Non è un Consiglio per vecchi
Il Consiglio del dipartimento di giurisprudenza, per la seconda volta in meno di quattro mesi, non è riuscito a raggiungere nella sua composizione ristrettissima, ovvero limitata ai soli professori ordinari, la maggioranza assoluta che era necessaria per assegnare un posto da professore ordinario.
Il posto è stato perso e per due anni non sarà possibile bandire un concorso in quel ruolo.
E’ stato il punto di arrivo di una procedura amministrativa faticosa e straziante, prima di tutto per coloro che vi erano coinvolti perché per un professore universitario diventare ordinario è un punto di arrivo particolarmente importante: significa essere considerato dai propri colleghi in grado di assicurare la fusione fra attività didattica e di ricerca che dovrebbe caratterizzare l’insegnamento.
Non vi si è riusciti perché la commissione di concorso aveva completato la propria attività senza individuare quale dei due candidati era più meritevole lasciando questo compito al consiglio che però per poter decidere poteva unicamente fondarsi sui giudizi formulati dalla commissione.
Non vi si è riusciti perché giudicare di due persone e della loro complessa personalità culturale, scientifica e didattica non può essere l’oggetto di una decisione da adottare a maggioranza assoluta.
Nel corso della discussione, si era fatta avanti una tesi particolarmente interessante fondata sull’art. 3, settimo comma, della legge 127/1997: Sono aboliti i titoli preferenziali relativi all’età e restano fermi le altre limitazioni e i requisiti previsti dalle leggi e dai regolamenti per l’ammissione ai concorsi pubblici.
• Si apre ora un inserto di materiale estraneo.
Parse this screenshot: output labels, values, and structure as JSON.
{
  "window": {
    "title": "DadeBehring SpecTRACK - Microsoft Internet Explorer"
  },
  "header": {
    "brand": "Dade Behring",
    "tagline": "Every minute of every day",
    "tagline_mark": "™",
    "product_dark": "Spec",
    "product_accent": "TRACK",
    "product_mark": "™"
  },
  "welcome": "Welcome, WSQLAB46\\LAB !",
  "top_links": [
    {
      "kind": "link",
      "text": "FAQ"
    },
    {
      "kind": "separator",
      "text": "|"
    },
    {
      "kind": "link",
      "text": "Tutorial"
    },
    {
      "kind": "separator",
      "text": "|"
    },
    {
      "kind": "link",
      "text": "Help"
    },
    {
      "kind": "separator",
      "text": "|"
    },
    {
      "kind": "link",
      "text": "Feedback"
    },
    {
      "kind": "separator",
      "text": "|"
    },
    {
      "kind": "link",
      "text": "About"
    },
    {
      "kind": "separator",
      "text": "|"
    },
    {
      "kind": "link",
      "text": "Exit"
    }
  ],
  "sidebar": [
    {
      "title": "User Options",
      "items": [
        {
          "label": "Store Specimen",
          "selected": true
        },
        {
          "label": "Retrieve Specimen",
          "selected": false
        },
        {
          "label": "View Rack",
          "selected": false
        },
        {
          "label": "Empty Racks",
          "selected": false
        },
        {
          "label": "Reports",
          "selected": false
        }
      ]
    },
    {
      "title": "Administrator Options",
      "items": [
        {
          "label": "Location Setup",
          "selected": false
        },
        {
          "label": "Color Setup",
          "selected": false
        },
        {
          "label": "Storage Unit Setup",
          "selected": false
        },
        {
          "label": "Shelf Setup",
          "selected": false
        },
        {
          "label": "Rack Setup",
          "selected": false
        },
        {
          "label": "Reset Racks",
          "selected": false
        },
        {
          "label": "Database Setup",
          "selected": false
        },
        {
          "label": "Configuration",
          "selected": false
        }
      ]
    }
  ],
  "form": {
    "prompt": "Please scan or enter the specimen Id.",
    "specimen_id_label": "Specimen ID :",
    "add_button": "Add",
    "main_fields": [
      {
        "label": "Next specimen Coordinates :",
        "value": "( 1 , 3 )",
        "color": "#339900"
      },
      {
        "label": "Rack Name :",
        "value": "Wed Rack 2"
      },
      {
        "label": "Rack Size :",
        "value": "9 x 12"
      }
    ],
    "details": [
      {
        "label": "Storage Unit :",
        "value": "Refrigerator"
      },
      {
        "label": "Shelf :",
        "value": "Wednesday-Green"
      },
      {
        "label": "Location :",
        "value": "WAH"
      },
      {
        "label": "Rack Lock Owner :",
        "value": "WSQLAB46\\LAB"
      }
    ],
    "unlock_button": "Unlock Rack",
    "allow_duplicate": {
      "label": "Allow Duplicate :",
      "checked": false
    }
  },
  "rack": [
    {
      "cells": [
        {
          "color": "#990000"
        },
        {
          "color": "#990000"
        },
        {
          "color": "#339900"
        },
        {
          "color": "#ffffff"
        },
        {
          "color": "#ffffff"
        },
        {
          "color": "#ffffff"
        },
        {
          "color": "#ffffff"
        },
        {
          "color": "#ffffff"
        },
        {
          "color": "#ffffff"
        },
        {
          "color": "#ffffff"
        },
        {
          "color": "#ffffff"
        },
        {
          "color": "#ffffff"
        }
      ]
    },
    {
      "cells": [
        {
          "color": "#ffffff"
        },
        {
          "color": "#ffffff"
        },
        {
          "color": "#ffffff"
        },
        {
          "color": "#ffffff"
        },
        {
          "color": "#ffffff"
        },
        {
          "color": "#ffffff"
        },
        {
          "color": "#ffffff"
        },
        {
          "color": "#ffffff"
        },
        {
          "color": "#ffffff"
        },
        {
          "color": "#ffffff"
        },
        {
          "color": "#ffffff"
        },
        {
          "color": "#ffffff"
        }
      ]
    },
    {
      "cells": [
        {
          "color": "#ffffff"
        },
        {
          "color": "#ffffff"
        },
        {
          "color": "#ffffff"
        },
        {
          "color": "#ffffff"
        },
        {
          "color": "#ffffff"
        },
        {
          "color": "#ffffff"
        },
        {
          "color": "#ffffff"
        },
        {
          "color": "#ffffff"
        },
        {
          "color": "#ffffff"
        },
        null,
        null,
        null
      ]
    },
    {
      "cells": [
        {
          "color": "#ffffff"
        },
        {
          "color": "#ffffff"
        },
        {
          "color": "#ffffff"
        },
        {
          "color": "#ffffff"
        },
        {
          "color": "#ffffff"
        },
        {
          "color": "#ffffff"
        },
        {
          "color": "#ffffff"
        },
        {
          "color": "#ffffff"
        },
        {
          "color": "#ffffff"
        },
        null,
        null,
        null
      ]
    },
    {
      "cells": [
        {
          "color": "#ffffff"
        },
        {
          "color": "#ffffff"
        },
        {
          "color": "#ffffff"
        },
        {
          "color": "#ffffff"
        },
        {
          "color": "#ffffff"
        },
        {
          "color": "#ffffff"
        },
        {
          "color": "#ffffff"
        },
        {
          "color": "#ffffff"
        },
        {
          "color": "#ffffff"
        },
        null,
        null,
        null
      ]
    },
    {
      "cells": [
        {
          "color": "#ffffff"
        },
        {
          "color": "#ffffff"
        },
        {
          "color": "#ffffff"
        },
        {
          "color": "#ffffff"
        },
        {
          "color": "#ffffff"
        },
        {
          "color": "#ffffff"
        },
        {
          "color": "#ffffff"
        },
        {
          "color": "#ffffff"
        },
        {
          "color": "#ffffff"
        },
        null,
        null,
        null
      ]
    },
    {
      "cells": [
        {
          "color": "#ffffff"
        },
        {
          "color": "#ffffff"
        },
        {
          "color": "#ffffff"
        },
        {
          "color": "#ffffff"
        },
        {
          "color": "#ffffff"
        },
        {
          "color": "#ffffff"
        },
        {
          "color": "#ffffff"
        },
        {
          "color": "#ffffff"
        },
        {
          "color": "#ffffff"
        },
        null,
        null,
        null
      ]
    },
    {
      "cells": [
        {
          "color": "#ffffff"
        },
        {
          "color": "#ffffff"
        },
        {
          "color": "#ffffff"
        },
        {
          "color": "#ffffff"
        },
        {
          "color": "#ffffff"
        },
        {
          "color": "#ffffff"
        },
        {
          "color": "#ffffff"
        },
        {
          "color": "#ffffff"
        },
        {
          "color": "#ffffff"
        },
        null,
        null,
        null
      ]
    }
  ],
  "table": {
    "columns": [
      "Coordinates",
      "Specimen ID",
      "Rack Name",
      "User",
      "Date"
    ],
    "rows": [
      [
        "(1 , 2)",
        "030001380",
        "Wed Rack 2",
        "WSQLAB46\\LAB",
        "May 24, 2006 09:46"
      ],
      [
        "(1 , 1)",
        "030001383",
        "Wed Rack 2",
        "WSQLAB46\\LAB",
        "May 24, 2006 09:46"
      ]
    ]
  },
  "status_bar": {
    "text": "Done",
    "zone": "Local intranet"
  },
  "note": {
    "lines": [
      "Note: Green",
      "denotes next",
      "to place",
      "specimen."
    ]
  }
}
Se due o più candidati ottengono, a conclusione delle operazioni di valutazione dei titoli e delle prove di esame, pari punteggio, è preferito il candidato più giovane di età.
E’ una norma fondata su di un giudizio di valore: il candidato più giovane che raggiunge il candidato più anziano, sia nella valutazione dei titoli che delle prove, deve essere preferito. La sostanza del principio costituzionale del buon andamento ha un che di spietatamente darwiniano.
Questo argomento, però, è profondamente ingiusto: le carriere accademiche possono essere straordinariamente lunghe e questo facilmente accade indipendentemente dai meriti. Non è mai necessario essere amati ma la sola indifferenza può essere letale e l’inimicizia catastrofica.
La verità è che chi ha a lungo prestato il proprio servizio, con serietà e senza demerito, deve sapere che questo, quando sarà possibile, sarà premiato, anche indipendentemente dalla sua età anagrafica.
Deve sapere che nessun arrivista di talento, la citazione è di Hans Kelsen e non vuole essere in alcun modo riferita al caso della vita discusso ieri, lo potrà emarginare e questo non per rispetto nei suoi confronti ma nell’interesse della specie, perché molti si troveranno nella stessa condizione e ciascuno di loro deve sapere che non sarà pretermesso sulla base del proprio compleanno.
Tutte queste persone, che adesso sono giovani, che hanno appena iniziato il dottorato di ricerca o che si sono assegnisti di ricerca, devono sapere che se lavorano con serietà saranno premiati da una carriera gestita con spirito di gentiluomo perché solo in questo modo avranno la serenità necessaria di prestare il proprio servizio nell’esclusivo interesse della comunità degli studenti e di quella scientifica senza dover temere che una maggioranza assoluta incapace di poter giudicare il lavoro di tutta una vita gli preferisca qualcuno il cui merito non è stato di lavorare quanto loro hanno lavorato.
Perché se ciascuno di noi dovrebbe sentire come una maledizione il terribile compito di giudicare nella mezz’ora di un esame la preparazione dei suoi studenti, di quegli studenti che hanno passato gli ultimi mesi a studiare i suoi appunti e i libri che ha scelto come testi, questo compito diventa ancora più tremendo quando si deve valutare oltre vent’anni di produzione scientifica.
Ma questo lo capiscono meglio i vecchi e ieri non era proprio un Consiglio per vecchi.